What has happened here? The Array#initialize_copy method will indeed make a copy of an Array, but that copy is itself a shallow copy. If you have any other non-POD types in your array, using dup will only be a partially deep copy. It will only be as deep as the first array, any deeper arrays, hashes or other object will only be shallow copied.

There is another method worth mentioning, clone. The clone method does the same thing as dup with one important distinction: it's expected that objects will override this method with one that can do deep copies.

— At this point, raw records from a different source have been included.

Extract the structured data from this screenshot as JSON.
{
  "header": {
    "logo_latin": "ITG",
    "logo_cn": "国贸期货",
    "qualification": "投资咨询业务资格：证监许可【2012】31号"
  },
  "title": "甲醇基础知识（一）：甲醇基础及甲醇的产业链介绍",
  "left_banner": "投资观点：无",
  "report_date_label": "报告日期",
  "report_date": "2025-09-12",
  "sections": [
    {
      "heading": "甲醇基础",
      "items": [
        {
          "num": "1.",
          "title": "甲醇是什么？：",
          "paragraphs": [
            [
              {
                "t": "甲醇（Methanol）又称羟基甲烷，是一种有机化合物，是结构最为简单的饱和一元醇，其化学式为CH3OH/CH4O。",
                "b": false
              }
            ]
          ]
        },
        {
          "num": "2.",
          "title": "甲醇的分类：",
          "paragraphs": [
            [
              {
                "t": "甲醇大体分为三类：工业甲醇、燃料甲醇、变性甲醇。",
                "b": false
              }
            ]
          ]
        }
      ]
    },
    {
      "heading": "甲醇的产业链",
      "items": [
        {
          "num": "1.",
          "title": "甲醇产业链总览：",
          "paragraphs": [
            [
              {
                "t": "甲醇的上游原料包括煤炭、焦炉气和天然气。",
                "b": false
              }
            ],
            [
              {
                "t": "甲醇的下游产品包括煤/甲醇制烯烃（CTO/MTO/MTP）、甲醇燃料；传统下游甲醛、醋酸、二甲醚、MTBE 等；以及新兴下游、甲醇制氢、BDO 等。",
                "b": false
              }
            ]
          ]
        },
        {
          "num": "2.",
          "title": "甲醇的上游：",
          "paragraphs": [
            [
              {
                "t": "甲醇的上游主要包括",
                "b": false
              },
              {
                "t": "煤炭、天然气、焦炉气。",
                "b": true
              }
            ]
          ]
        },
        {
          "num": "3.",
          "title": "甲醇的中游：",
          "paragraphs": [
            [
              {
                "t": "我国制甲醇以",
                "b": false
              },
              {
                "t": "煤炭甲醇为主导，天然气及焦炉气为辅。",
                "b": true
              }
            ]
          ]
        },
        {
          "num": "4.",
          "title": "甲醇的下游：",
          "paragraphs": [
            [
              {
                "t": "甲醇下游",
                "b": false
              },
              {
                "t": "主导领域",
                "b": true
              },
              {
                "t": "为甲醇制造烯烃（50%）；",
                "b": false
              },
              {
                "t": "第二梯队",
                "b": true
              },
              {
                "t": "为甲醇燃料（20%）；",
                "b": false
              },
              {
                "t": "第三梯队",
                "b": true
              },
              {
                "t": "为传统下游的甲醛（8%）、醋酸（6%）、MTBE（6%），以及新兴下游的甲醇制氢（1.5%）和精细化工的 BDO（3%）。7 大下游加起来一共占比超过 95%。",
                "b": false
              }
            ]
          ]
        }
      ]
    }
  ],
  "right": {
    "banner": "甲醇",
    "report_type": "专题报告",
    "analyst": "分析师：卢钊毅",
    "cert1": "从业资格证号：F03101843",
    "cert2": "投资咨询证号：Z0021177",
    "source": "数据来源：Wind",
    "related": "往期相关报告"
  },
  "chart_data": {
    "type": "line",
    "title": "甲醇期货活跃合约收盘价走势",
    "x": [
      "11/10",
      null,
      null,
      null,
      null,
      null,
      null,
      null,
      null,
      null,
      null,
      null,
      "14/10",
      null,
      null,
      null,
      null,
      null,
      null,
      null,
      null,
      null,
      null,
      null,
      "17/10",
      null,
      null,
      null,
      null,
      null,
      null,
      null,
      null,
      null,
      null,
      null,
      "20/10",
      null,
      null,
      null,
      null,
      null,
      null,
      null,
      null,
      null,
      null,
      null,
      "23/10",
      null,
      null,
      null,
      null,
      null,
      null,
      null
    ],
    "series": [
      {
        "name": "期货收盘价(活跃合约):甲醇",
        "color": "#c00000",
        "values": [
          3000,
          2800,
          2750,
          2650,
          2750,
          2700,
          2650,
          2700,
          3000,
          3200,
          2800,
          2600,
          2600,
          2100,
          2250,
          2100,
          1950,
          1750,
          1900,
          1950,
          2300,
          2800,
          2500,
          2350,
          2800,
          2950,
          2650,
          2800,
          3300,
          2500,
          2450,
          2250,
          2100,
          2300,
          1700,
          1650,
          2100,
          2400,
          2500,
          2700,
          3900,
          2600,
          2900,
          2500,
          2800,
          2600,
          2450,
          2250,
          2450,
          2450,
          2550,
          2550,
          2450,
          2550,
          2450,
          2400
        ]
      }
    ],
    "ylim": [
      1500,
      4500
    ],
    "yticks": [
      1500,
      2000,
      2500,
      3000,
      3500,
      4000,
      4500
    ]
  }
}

So in practice what does this mean? It means each of your classes can define a clone method that will make a deep copy of that object. It also means you have to write a clone method for each and every class you make.

A Trick: Marshalling

"Marshalling" an object is another way of saying "serializing" an object. In other words, turn that object into a character stream that can be written to a file that you can "unmarshal" or "unserialize" later to get the same object. This can be exploited to get a deep copy of any object.

a = [ [1,2] ]
b = Marshal.load( Marshal.dump(a) )
a[0] << 3
puts b.inspect

What has happened here? Marshal.dump creates a "dump" of the nested array stored in a. This dump is a binary character string intended to be stored in a file. It houses the full contents of the array, a complete deep copy. Next, Marshal.load does the opposite. It parses this binary character array and creates a completely new Array, with completely new Array elements.

But this is a trick. It's inefficient, it won't work on all objects (what happens if you try to clone a network connection in this way?) and it's probably not terribly fast. However, it is the easiest way to make deep copies short of custom initialize_copy or clone methods. Also, the same thing can be done with methods like to_yaml or to_xml if you have libraries loaded to support them.